2013/01/30

二宮先生語録96 現代語訳


96.世間の人間は損と得ばかりを論じて、西に東に追いかけまわっている。こちらで得をすれば、あちらで損をし、こちらで損をすれば、あちらで得をする。全国で差し引いいてみれば、損と得はないのだ。
田畑や山林は利益の根本である。しかし田畑は耕作する人を失って力を失い荒地になり、山林は山火事が起こり、材木を失い、民家を焼いてしまい人口が減り、廃村となる。これはまさに一国の損である。
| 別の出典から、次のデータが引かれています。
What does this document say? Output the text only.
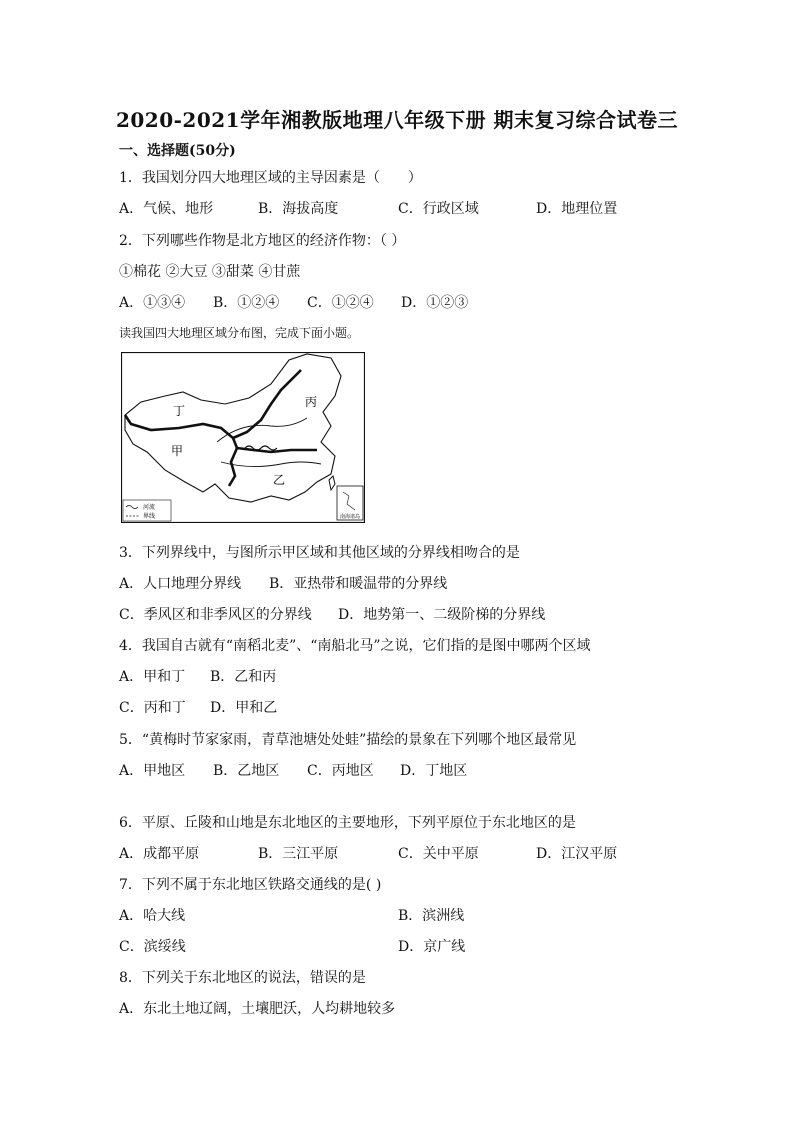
2020-2021学年湘教版地理八年级下册 期末复习综合试卷三
一、选择题(50分)
1．我国划分四大地理区域的主导因素是（　　）
A．气候、地形	B．海拔高度	C．行政区域	D．地理位置
2．下列哪些作物是北方地区的经济作物：（ ）
①棉花 ②大豆 ③甜菜 ④甘蔗
A．①③④ B．①②④ C．①②④ D．①②③
读我国四大地理区域分布图，完成下面小题。
南海诸岛
丁
丙
甲
乙
河流
界线
3．下列界线中，与图所示甲区域和其他区域的分界线相吻合的是
A．人口地理分界线 B．亚热带和暖温带的分界线
C．季风区和非季风区的分界线 D．地势第一、二级阶梯的分界线
4．我国自古就有“南稻北麦”、“南船北马”之说，它们指的是图中哪两个区域
A．甲和丁 B．乙和丙
C．丙和丁 D．甲和乙
5．“黄梅时节家家雨，青草池塘处处蛙”描绘的景象在下列哪个地区最常见
A．甲地区 B．乙地区 C．丙地区 D．丁地区
6．平原、丘陵和山地是东北地区的主要地形，下列平原位于东北地区的是
A．成都平原	B．三江平原	C．关中平原	D．江汉平原
7．下列不属于东北地区铁路交通线的是( )
A．哈大线	B．滨洲线
C．滨绥线	D．京广线
8．下列关于东北地区的说法，错误的是
A．东北土地辽阔，土壤肥沃，人均耕地较多
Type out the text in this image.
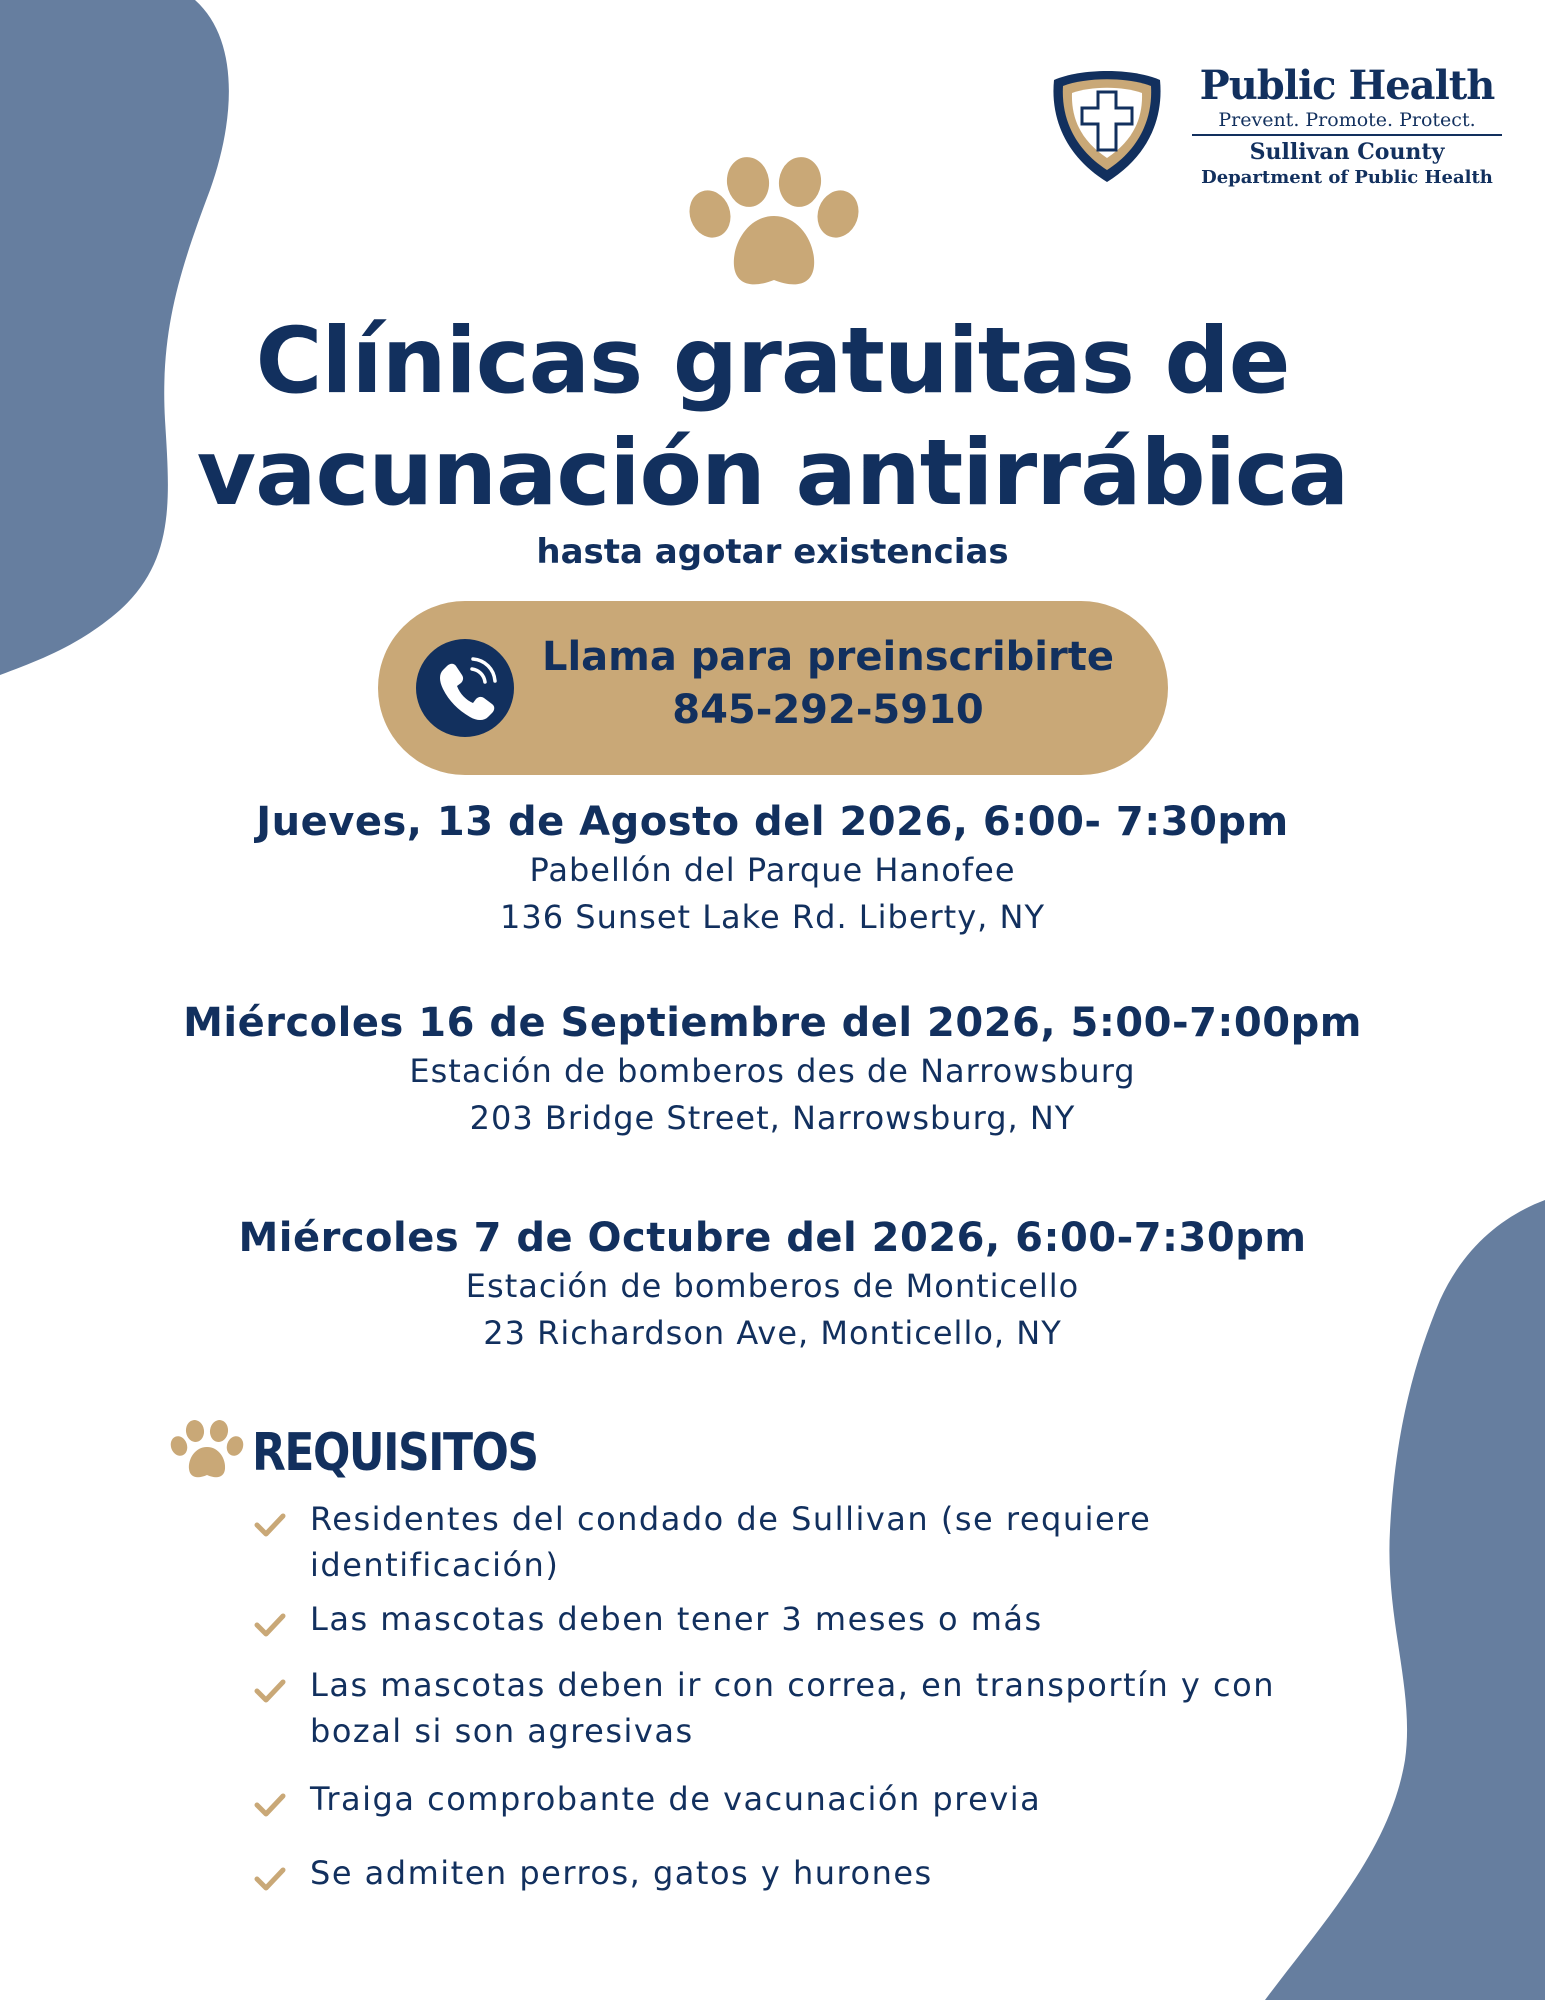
Public Health
Prevent. Promote. Protect.
Sullivan County
Department of Public Health
Clínicas gratuitas de
vacunación antirrábica
hasta agotar existencias
Llama para preinscribirte
845-292-5910
Jueves, 13 de Agosto del 2026, 6:00- 7:30pm
Pabellón del Parque Hanofee
136 Sunset Lake Rd. Liberty, NY
Miércoles 16 de Septiembre del 2026, 5:00-7:00pm
Estación de bomberos des de Narrowsburg
203 Bridge Street, Narrowsburg, NY
Miércoles 7 de Octubre del 2026, 6:00-7:30pm
Estación de bomberos de Monticello
23 Richardson Ave, Monticello, NY
REQUISITOS
Residentes del condado de Sullivan (se requiere
identificación)
Las mascotas deben tener 3 meses o más
Las mascotas deben ir con correa, en transportín y con
bozal si son agresivas
Traiga comprobante de vacunación previa
Se admiten perros, gatos y hurones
農業もまた、利益の根本である。しかし村民は怠け、飲酒や博打に時間を費やし、耕作や肥料を怠り飽きの収穫は減っている。これも一村の損である。
また、耕作も利益の根本である。しかし農具がないとか農馬がいないとかを理由にし、健康な身体ながら、何もせずに時間を費やし、または借金の返済のために時間を費やし、秋の収穫を全て返済のあてにしている。これこそ一家の損失である。損失でこれほど大きいものはない。
私の貸付法はこの損失を取り除くものである。貸付が止まることなく行われれば、荒地もなくなり、借金は返済され、怠惰は勤勉になり、貧乏なものは甦る。野火はおさまり、山林は茂り、衰退した国も甦る。一国の利益でこれほど大きいものはないだろう。